Met welke knelpunten ten aanzien van duurzame inzetbaarheid heeft Ericsson
te maken?
Bij Ericsson bestaat het gros van de medewerkers uit software/network engineers en field engineers. Software Engineers moeten scholing blijven volgen in hun vakgebied. Het is enorm belangrijk voor deze mensen om de laatste ontwikkelingen te blijven volgen. GSM, GPS, GPRS, G4, G5: technische functionaliteiten veranderen volledig. Software blijven schrijven voor verouderde netwerken is geen optie. Voor medewerkers is het een uitdaging om hierin steeds bij te blijven. Ook de technologie blijft in hoog tempo veranderen, waardoor alle medewerkers constant bij moeten blijven. Door aanpassingen in de technologie veranderen ook bedrijfsprocessen. Ook dat vergt een continue aanpassing van de medewerkers. Verandermanagement staat dus hoog op de agenda bij Ericsson.

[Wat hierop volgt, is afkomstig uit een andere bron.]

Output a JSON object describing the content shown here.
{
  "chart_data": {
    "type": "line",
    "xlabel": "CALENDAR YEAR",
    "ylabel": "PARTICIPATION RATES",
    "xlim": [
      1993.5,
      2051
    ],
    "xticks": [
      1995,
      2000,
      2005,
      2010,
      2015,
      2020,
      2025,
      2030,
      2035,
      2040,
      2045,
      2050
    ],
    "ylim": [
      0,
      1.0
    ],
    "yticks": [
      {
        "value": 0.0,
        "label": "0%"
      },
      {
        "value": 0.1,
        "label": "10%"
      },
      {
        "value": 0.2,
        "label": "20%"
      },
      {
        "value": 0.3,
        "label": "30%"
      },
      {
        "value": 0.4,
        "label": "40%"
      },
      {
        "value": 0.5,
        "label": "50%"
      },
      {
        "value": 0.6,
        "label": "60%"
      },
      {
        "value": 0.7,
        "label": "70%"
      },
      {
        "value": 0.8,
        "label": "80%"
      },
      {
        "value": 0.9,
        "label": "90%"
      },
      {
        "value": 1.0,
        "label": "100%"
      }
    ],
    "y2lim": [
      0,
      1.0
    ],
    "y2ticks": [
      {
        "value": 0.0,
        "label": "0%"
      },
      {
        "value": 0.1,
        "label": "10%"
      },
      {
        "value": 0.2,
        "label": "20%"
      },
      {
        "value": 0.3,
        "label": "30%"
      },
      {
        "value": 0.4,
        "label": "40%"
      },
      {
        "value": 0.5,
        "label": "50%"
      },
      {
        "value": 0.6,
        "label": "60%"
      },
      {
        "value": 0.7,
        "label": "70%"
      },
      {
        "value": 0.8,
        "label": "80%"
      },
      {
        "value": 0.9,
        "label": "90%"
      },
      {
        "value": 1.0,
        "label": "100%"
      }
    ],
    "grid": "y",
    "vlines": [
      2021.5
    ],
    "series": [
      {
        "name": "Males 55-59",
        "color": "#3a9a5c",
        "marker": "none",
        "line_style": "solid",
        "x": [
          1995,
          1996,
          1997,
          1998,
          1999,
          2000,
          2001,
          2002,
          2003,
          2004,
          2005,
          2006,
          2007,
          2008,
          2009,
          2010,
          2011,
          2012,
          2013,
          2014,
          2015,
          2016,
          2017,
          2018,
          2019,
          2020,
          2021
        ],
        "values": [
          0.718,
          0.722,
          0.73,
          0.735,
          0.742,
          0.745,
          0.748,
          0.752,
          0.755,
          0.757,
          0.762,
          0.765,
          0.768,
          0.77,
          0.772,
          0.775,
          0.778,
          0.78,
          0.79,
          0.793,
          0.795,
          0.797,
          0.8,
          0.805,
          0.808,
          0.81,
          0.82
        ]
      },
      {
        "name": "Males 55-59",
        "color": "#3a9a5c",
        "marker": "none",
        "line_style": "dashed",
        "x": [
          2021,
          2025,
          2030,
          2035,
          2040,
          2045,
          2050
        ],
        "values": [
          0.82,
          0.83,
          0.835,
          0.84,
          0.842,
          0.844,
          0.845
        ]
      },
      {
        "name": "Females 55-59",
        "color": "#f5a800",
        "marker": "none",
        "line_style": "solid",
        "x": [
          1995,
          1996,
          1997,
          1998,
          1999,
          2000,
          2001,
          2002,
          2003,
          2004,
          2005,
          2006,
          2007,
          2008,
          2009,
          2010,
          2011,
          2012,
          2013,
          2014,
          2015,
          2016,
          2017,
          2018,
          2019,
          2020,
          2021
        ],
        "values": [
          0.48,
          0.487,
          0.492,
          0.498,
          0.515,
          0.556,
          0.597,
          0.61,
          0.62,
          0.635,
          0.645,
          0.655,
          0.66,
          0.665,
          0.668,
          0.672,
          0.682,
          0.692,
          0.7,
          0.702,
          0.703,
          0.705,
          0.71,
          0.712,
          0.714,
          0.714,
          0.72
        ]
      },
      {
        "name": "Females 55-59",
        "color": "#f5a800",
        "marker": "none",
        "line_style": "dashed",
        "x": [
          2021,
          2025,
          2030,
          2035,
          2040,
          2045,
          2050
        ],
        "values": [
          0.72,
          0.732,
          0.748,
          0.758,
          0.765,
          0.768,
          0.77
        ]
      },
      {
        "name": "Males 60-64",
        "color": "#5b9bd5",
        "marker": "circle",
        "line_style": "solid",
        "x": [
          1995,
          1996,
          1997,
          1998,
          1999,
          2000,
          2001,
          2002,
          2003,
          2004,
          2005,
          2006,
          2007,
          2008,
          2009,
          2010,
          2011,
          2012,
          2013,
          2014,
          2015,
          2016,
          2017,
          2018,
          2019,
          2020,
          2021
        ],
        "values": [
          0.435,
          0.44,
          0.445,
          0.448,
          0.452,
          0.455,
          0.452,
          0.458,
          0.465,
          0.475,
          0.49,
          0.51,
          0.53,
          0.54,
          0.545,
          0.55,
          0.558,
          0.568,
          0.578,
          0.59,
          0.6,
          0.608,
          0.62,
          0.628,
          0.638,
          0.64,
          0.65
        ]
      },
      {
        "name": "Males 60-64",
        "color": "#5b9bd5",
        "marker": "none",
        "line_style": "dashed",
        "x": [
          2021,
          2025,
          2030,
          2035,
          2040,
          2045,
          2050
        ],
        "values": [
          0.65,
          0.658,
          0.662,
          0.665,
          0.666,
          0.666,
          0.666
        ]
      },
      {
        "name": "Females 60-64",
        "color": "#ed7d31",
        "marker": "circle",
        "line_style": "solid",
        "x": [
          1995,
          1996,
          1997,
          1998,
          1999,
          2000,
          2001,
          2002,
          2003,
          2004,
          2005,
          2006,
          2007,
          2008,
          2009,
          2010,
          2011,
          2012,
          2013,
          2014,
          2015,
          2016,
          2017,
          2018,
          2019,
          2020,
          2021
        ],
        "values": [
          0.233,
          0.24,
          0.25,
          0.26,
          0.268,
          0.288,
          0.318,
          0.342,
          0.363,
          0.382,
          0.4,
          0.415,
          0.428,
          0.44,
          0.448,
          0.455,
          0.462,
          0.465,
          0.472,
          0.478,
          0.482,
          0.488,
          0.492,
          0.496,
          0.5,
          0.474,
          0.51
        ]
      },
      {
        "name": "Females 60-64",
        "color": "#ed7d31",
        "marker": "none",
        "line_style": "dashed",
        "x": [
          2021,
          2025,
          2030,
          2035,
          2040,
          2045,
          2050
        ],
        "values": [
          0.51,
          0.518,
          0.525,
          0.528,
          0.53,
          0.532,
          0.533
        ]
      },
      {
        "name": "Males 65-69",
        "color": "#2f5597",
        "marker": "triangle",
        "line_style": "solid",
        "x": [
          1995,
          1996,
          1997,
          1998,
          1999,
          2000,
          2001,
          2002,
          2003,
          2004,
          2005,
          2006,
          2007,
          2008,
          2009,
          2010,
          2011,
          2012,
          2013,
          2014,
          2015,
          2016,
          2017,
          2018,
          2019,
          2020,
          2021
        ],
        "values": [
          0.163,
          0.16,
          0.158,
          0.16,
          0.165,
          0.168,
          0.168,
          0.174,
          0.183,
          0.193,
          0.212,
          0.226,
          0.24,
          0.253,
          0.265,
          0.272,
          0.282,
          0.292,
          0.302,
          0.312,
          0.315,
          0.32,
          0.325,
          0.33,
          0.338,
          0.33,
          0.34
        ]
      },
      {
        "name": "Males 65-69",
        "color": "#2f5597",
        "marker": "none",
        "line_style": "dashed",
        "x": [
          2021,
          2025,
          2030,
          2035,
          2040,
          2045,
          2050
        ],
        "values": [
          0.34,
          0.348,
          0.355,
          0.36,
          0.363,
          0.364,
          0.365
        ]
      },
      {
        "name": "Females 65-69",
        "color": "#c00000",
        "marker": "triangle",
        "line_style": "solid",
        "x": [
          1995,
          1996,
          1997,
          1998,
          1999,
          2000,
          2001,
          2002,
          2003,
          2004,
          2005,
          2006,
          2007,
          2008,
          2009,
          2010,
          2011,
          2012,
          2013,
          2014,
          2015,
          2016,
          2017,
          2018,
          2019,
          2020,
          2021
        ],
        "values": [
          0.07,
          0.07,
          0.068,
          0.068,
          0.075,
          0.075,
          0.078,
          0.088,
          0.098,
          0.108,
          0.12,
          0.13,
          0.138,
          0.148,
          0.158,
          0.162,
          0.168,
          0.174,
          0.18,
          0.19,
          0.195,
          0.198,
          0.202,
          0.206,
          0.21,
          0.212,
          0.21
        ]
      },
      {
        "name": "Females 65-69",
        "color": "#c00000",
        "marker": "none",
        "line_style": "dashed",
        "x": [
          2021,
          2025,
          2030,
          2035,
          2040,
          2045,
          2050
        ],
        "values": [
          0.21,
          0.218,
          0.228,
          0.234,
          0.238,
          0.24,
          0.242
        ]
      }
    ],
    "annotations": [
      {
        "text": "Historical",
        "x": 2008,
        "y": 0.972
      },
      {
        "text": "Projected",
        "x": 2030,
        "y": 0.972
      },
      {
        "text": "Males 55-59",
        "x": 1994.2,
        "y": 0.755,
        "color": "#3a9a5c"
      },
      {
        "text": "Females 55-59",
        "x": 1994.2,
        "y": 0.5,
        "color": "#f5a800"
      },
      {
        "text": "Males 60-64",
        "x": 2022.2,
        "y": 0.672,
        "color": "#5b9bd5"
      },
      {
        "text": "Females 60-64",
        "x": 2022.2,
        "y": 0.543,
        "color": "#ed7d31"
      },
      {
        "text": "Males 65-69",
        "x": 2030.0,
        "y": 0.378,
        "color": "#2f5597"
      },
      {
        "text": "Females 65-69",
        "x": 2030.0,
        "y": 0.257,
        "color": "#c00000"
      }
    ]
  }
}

Field Engineers klimmen in hoge zendmasten en moeten fit zijn voor dit fysieke werk. Met het toenemen van de gemiddelde leeftijd in de organisatie wordt het fysieke werk voor field engineers een grotere belasting. Het klimmen in hoge zendmasten is op je 50ste toch minder avontuurlijk dan op je 25ste.
Welke oplossingen bedacht Ericsson hiervoor?
Aanpassingen in het werk
Voor de Field Engineers moest er een helder inzicht komen in wie nog wel in zendmasten kon klimmen en wie niet. Medewerkers zijn hiervoor door de arbodienst objectief getest. Dit heeft als voordeel dat er aan iedereen dezelfde eisen gesteld worden en dat er ook een onderbouwing is voor medewerkers die niet meer in staat zijn om te klimmen. Dit laatste is belangrijk voor het onderlinge begrip. Hierdoor is er draagvlak gecreëerd voor diegene die niet meer kunnen klimmen. Want kan de een niet meer klimmen, dan betekent dit wel voor de ander dat hij meer moet klimmen. Collega’s hebben daar onderling begrip voor en accepteren elkaars hulp.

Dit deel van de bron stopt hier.